Russians rally vs Putin, election fraud

Author: 
VLADIMIR ISACHENKOV | AP
Publication Date: 
Sat, 2011-12-10 13:06

The demonstrations come three months before Putin, who was president in 2000-2008 and effectively remained the country’s leader while prime minister, is to seek a third presidential term. The massive outpouring of public anger challenges his image, supported by state-controlled TV channels, as a man backed by the majority of Russians.
That image was undercut by last Sunday’s parliamentary elections, during which his United Party narrowly retained a majority of seats, but lost the unassailable two-thirds majority it had held in the previous parliament. Even that reduced performance was unearned, inflated by massive vote fraud, the opposition says, citing reports by local and international monitors of widespread violations. The reports of vote-rigging and the party’s loss of seats acted as a catalyst for long-simmering discontent of many Russians.
“The falsifications that authorities are doing today have turned the country into a big theater, with clowns like in a circus,” said Alexander Trofimov, one of the demonstrators at Bolotnaya Square, on an island in the Moscow River adjacent to the Kremlin.
Protests took place in more than 50 other cities from the Pacific Coast to the southwest, including a large demonstration estimated by police at 7,000 people in St. Petersburg.
Less than 100 demonstrators were reported arrested nationwide, far fewer than the hundreds taken into custody at smaller protests in the first days after the Dec. 4 national election.
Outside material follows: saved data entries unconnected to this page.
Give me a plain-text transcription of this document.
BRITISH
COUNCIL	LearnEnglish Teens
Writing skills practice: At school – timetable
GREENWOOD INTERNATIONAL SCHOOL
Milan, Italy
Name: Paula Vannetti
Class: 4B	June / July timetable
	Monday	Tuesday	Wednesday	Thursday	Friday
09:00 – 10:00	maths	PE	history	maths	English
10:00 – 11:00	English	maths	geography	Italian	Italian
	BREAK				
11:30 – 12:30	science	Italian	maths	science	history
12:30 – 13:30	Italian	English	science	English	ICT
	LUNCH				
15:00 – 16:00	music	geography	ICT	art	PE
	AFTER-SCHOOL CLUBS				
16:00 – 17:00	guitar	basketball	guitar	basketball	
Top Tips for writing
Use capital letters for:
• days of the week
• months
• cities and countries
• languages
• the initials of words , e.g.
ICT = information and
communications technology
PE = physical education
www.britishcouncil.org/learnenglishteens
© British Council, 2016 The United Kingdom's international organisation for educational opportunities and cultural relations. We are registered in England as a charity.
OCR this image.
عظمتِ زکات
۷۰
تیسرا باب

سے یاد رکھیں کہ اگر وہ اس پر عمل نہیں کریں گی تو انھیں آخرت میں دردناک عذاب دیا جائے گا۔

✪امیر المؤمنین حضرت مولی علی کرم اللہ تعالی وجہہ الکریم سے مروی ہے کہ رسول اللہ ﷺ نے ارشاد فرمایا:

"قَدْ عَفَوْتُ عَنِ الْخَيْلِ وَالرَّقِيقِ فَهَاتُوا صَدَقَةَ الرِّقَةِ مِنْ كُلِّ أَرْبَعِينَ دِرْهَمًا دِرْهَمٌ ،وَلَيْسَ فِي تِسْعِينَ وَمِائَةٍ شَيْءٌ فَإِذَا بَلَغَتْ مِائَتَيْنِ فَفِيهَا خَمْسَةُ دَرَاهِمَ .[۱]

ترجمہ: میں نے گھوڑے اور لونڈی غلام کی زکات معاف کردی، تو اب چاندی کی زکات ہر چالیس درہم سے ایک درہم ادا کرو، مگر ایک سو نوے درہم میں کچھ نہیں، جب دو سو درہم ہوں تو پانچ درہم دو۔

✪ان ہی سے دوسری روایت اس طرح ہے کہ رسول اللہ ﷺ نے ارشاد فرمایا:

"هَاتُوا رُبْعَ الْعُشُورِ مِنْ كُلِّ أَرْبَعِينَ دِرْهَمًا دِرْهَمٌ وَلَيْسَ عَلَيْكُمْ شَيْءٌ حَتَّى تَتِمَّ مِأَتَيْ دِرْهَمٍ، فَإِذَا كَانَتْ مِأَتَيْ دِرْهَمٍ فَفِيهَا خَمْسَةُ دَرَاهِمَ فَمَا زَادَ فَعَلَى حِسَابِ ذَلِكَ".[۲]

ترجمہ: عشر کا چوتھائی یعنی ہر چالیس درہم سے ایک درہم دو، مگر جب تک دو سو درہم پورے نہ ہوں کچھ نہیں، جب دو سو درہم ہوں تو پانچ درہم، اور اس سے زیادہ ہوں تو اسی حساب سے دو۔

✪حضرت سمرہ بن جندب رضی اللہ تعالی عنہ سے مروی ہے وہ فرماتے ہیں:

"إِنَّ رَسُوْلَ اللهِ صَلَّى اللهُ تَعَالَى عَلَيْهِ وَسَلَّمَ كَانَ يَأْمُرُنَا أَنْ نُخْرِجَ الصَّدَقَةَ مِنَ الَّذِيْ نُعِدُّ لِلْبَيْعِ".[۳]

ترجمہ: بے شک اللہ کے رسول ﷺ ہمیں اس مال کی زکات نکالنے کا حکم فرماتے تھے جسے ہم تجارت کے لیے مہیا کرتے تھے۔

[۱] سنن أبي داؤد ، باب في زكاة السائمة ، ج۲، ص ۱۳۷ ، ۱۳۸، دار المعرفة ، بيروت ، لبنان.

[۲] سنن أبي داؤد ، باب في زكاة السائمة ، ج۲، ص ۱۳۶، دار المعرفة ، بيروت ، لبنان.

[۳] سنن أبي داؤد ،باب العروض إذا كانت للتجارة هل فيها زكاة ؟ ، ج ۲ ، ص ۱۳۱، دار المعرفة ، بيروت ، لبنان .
Police, who normally crack down fast and hard on any unauthorized gathering, even allowed a few hundred leftist radicals to conduct an unsanctioned protest on Moscow’s Revolution Square just outside the Red Square.
In the Pacific city of Vladivostok, several hundred protesters rallied along a waterside avenue where some of Russia’s Pacific Fleet warships are docked. They shouted “Putin’s a louse” and some held a banner caricaturing United Russia’s emblem, reading “The rats must go.”
The Moscow rally, which lasted about three hours, was so sprawling that unbiased crowd estimates were difficult to make. Police put the attendance at 25,000; organizers claimed up to 150,000.
Whatever the precise number, it was a show of dismay that gave pause to the ruling elite. State-controlled TV channels that usually ignore or deride the opposition gave notable airtime to the protests. A top United Russia official, Andrei Isayev, acknowledged late Saturday that “expression of this point of view is extremely important and will be heard in the mass media, society and the state.”
Officials in many cities, including Moscow, gave permission for the protests. But in what appeared to be an attempt to prevent young people from attending the protest, Moscow’s school system declared Saturday afternoon a mandatory extra school day for grades 9 to 11. Students were told about the decision only on Friday, news reports said.
Hundreds of people were arrested in smaller protests earlier in the week. Some, including prominent opposition blogger Alexei Navalny, were sentenced to 15 days in jail. Another prominent opposition figure, Sergei Udaltsov, was hospitalized after his Monday arrest and was expected to be released Saturday, but the Interfax news agency said he was taken from the hospital to a court to face further charges.
Russian President Dmitry Medvedev conceded this week that election law may have been violated, and Putin suggested “dialogue with the opposition-minded” — breaking from his usual authoritarian image. The Kremlin has come under strong international pressure, with US Secretary of State Hillary Clinton calling the vote unfair and urging an investigation into fraud. Putin in turn criticized Clinton and the United States for allegedly instigating protests and trying to undermine Russia.
If Saturday’s protests are a success, the activists then face the challenge of long-term strategy. Even though US Sen. John McCain recently tweeted to Putin that “the Arab Spring is coming to a neighborhood near you,” things in Russia are not that simple.
The popular uprisings that brought down governments in Georgia in 2003, in Ukraine the next year, and in Egypt last spring all were significantly boosted by demonstrators being able to establish round-the-clock presences, notably in Cairo’s Tahrir Square and the massive tent camp on Kiev’s main avenue. Russian police would hardly tolerate anything similar.
Opposition figures indicated Friday that the next step would be to call another protest in Moscow for next weekend and make it even bigger. But staged events at regular intervals may be less effective than daily spontaneous protests.
Russia’s opposition also is vulnerable to attacks on the websites and social media that have nourished the protests. This week, an official of Vkontakte, a Russian version of Facebook, reported pressure from the FSB, the KGB’s main successor, to block access to opposition groups, but said his company refused.
On election day, the websites of a main independent radio station and the country’s only independent election-monitoring group fell victim to denial-of-service hacker attacks.